Sobre o que está acontecendo no Irã

IRÃ: PROTESTO OU REVOLUÇÃO?
Por JOÃO CARLOS DA SILVA SANTIAGO

Patrick Cockburn, do jornal inglês The Independent, em artigo traduzido pela FSP neste dia 26.06, traz para o debate uma questão importante sobre o processo pós-eleitoral no Irã: está havendo uma revolução ou um simples protesto contra a fraude eleitoral? Ele se pergunta:“terá a revolução terminado antes de começar?”, “será que teria sido uma revolução?” Sua conclusão sobre os fatos é apenas uma: “Nunca chegou a ser provável que as manifestações de massa de iranianos -protestando contra os resultados da eleição presidencial... - se convertessem em uma situação revolucionária”.

O autor tenta fazer uma breve comparação com a “revolução de 1979” que derrubou o Xá Reza Pahlevi, dizendo que na revolução islâmica de 1979 as forças do Estado “foram superadas pelo número de pessoas “ dispostas a morrer, e que hoje o aparato repressivo do Estado iraniano tem os números, a disciplina e o engajamento a seu lado. E que àquela época havia uma rede de clérigos, partidos de esquerda, que podiam continuar promovendo as manifestações, mesmo diante da repressão do Xá Reza Pahlevi.

Em um primeiro momento temos que dar razão a Patrick Cockburn. De fato, entre janeiro de 1978 e fevereiro de 1979, o Irã foi sacudido por grandes manifestações de massas contra o regime do Xá Reza Pahlevi.

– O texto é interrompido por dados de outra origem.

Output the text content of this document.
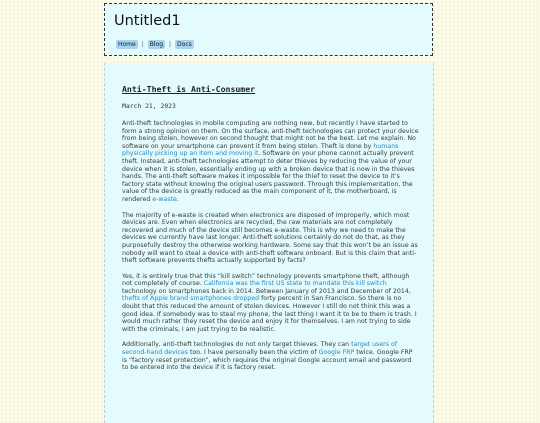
Untitled1
Home	|	Blog	|	Docs
Anti-Theft is Anti-Consumer

March 21, 2023

Anti-theft technologies in mobile computing are nothing new, but recently I have started to form a strong opinion on them. On the surface, anti-theft technologies can protect your device from being stolen, however on second thought that might not be the best. Let me explain. No software on your smartphone can prevent it from being stolen. Theft is done by humans physically picking up an item and moving it. Software on your phone cannot actually prevent theft. Instead, anti-theft technologies attempt to deter thieves by reducing the value of your device when it is stolen, essentially ending up with a broken device that is now in the thieves hands. The anti-theft software makes it impossible for the thief to reset the device to it’s factory state without knowing the original users password. Through this implementation, the value of the device is greatly reduced as the main component of it, the motherboard, is rendered e-waste.

The majority of e-waste is created when electronics are disposed of improperly, which most devices are. Even when electronics are recycled, the raw materials are not completely recovered and much of the device still becomes e-waste. This is why we need to make the devices we currently have last longer. Anti-theft solutions certainly do not do that, as they purposefully destroy the otherwise working hardware. Some say that this won’t be an issue as nobody will want to steal a device with anti-theft software onboard. But is this claim that anti-theft software prevents thefts actually supported by facts?

Yes, it is entirely true that this “kill switch” technology prevents smartphone theft, although not completely of course. California was the first US state to mandate this kill switch technology on smartphones back in 2014. Between January of 2013 and December of 2014, thefts of Apple brand smartphones dropped forty percent in San Francisco. So there is no doubt that this reduced the amount of stolen devices. However I still do not think this was a good idea. If somebody was to steal my phone, the last thing I want it to be to them is trash. I would much rather they reset the device and enjoy it for themselves. I am not trying to side with the criminals, I am just trying to be realistic.

Additionally, anti-theft technologies do not only target thieves. They can target users of second-hand devices too. I have personally been the victim of Google FRP twice. Google FRP is “factory reset protection”, which requires the original Google account email and password to be entered into the device if it is factory reset.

Em janeiro de 1978 uma greve geral de 2 milhões de trabalhadores propagou-se para Ispahan, Shiraz e também para o santuário de Mashad. Em setembro de 1978, começaria a greve, que, segundo os historiadores Daniel Yergin e Oswaldo Coggiola, mudaria o rumo da historia do país: a greve dos trabalhadores do petróleo. Em 8 de setembro o exército do Xá havia assassinado milhares de manifestantes em Teerã; no dia seguinte os trabalhadores da refinaria petrolífera de Teerã iniciaram uma greve que durou 33 dias.

A greve provocava perdas diárias de 74 milhões de dólares. A greve se espalhou para outras refinarias e começaram as reivindicações políticas como “abaixo o Xá”, “abaixo a Savak”, a terrível polícia política. Novamente, no mês de novembro (25), a greve petroleira recomeçaria na refinaria de Chahr-Rey, perto de Teerã, o que provocaria uma greve geral em 4 de dezembro. Em 12 de dezembro, cerca de 2 milhões de pessoas tomaram as ruas de Teerã para protestar contra o Xá. Outra vez os petroleiros entraram em greve e deixaram de bombear cerca de 6,5 milhões de petróleo por dia. Eram os últimos dias do regime pró-americano.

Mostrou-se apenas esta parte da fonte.